On Friday the letter from my college arrived complete with details of the items I need to purchase before the start of term. I'd been warned that some 'clergy dress' was required but I hadn't bargained on how expensive it was going to be. After a quick browse of stockists it quickly dawned that I was to be the Ron Weasley of the 2012 Cuddesdon intake and be bringing some decidedly dodgy looking robes with me as there is no way I can afford new ones. A desperate search for 'make you own cassock' unsurprisingly didn't yield many jems either.

Having been dressed up in a cassock and surplice (black coat with a big white sheet over it basically...) at one of my placements before my interview I knew what those were but was promptly lost when mention of a 'Cassock Alb' came up. Luckily my premier purchase of the year, nay decade, came into it's own again – The ABC of the Church. Think a child's dictionary but with all the obscure details that you can imagine coming up in a 2000 year old institution. And what is chapter 5, why a dictionary of Clergy Dress! This book is going to SAVE me!

I used to be unconvinced by special dress for ministers in church but I've changed my tune. Being part of a more traditional church has widened my perspective. It doesn't have to be jeans and t shirt to be relevant. In fact there is something about church being a bit different from what you encounter every day that appeals to me much more now than it did before.

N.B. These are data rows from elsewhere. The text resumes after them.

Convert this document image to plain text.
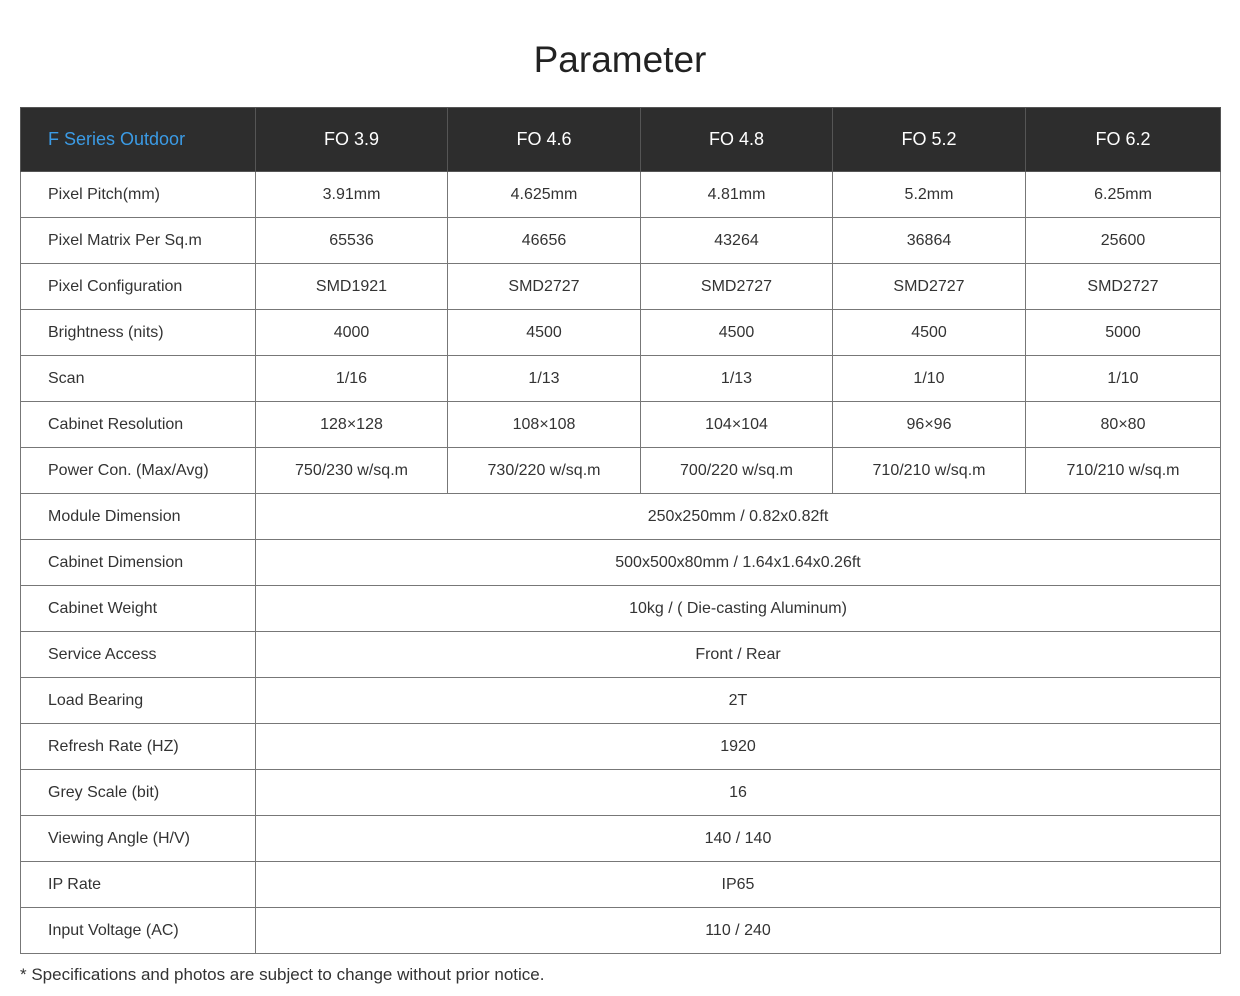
Parameter
F Series Outdoor	FO 3.9	FO 4.6	FO 4.8	FO 5.2	FO 6.2
Pixel Pitch(mm)	3.91mm	4.625mm	4.81mm	5.2mm	6.25mm
Pixel Matrix Per Sq.m	65536	46656	43264	36864	25600
Pixel Configuration	SMD1921	SMD2727	SMD2727	SMD2727	SMD2727
Brightness (nits)	4000	4500	4500	4500	5000
Scan	1/16	1/13	1/13	1/10	1/10
Cabinet Resolution	128×128	108×108	104×104	96×96	80×80
Power Con. (Max/Avg)	750/230 w/sq.m	730/220 w/sq.m	700/220 w/sq.m	710/210 w/sq.m	710/210 w/sq.m
Module Dimension	250x250mm / 0.82x0.82ft				
Cabinet Dimension	500x500x80mm / 1.64x1.64x0.26ft				
Cabinet Weight	10kg / ( Die-casting Aluminum)				
Service Access	Front / Rear				
Load Bearing	2T				
Refresh Rate (HZ)	1920				
Grey Scale (bit)	16				
Viewing Angle (H/V)	140 / 140				
IP Rate	IP65				
Input Voltage (AC)	110 / 240				

* Specifications and photos are subject to change without prior notice.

Special dress is hardly required to stand before God, he takes us as he finds us I've found, but where it's used it's about reverence and respect, a nod to the amazing heritage of the church and a sign to the world (in my currently uneducated opinion!!). Like the dog collar its a statement about who you are and what you have been commissioned to do. It hints at the specialness, the majesty of God. I'll be proud to wear it. Proud and a little intimidated! It's often said that a bride is most likely to freak out when she puts on her wedding dress. The realization dawns of the huge commitment she is about to make. I'm anticipating the same feelings when my cassock (and alb!!) arrive.

The last few months have seen a number of amazing occurrences. Literally at the moment I've realised I need something (and usually can't afford it!) it has suddenly been provided for me. Within hours of receiving the letter from college I had an offer of an old cassock and surplice – for free! The kind benefactor is my size and height so I'll be in style rather than giving Ron Weasley a run for his money! Hurrah! Thank you God!